The families of 9/11 victims say the FBI document validates their claim that Saudi Arabia played a role in the attacks.



It was called Operation Encore - a secret FBI investigation into connections between Saudi Arabia and the hijackers who carried out the attacks on 9/11. The families of the victims have wanted to see a 16-page document that summarized that investigation for years. And last night, they got it. The Biden administration made it public, or at least a redacted version of it, and it tells a complicated story and offers a fuller picture of the help that some of the hijackers received in this country earlier than official accounts. NPR's Laura Sullivan joins us now with the details. Good morning.

LAURA SULLIVAN, BYLINE: Good morning, Lulu.

GARCIA-NAVARRO: So remind us, what was Operation Encore looking into and why have the families felt it was so important?

SULLIVAN: Operation Encore was an FBI investigation that took a new look at the planning of the 9/11 attacks - I mean, specifically whether the hijackers had the help of the Saudi Arabian government. And at the end of it, agents put together this 16-page report. And the document does not draw a link between the Saudi government and the attacks or come to any conclusion on that, but it does add some new details that change how we understand how the attacks took place - I mean, namely how 19 hijackers, most of whom were Saudi and did not speak English or had spent any time in the West, pulled it off without help. The most authoritative report on 9/11 is still the 9/11 commission report published in 2004, which left many of these questions unanswered.

GARCIA-NAVARRO: So how were these findings different in this new report?

SULLIVAN: So the 2004 report has these two main characters who are depicted in this almost sort of positive light. There's this one man, a Saudi government employee who allegedly stumbled into this chance meeting with the hijackers in a restaurant. He's described as gregarious and almost pro-American. This new report finds that that meeting was pre-planned and orchestrated and that he had multiple ties to extremists. He told a witness that the Islamic community was at jihad with the United States. And there's also this other man with Saudi diplomatic status in Los Angeles who comes across very different. The original investigation found no evidence that he provided any assistance. This new report found that he tasked an associate with helping hijackers. And it describes them - you know, he described them as very significant people, and this is more than a year before the attacks. The new report also basically found both men were just one or two people away from others on what was basically, like, a phone tree of known international terrorists.
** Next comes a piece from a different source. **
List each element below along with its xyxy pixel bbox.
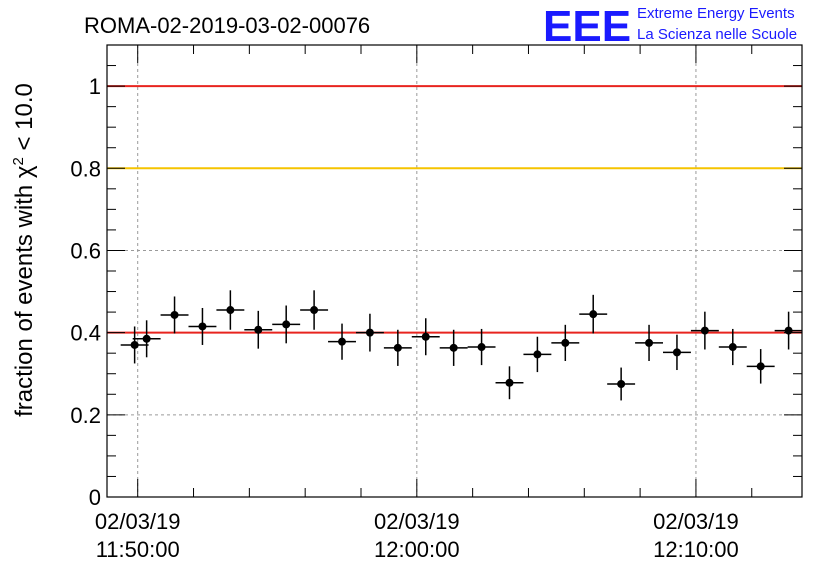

GARCIA-NAVARRO: Hanging over this, of course, is what the government of Saudi Arabia knew. Families are suing the government of Saudi Arabia. So what has that government said about these allegations?

SULLIVAN: The Saudi government has long held that any connections that - you know, that come up like this are coincidental and that none of this points to Saudi government complicity. They said in a statement this week that they had no previous knowledge of the attacks and have been tremendous partners with the United States in fighting al-Qaida. The victims' families believe that this report vindicates what they've been saying, which is not only that there were Saudi nationals with government status that helped the hijackers but also that the U.S. government has had more information than it's acknowledged all along.

GARCIA-NAVARRO: Well, are there more documents still to be released?

SULLIVAN: So there are, and the Biden administration has vowed to release all relevant records it has on the events leading up to the attacks and has promised to get the families - to get them to the families in the next six months. But, you know, it's been slow coming. They've been trying to get them for years, and we'll have to see what they end up being able to do in that time frame.

GARCIA-NAVARRO: That's NPR's Laura Sullivan. Thank you very much.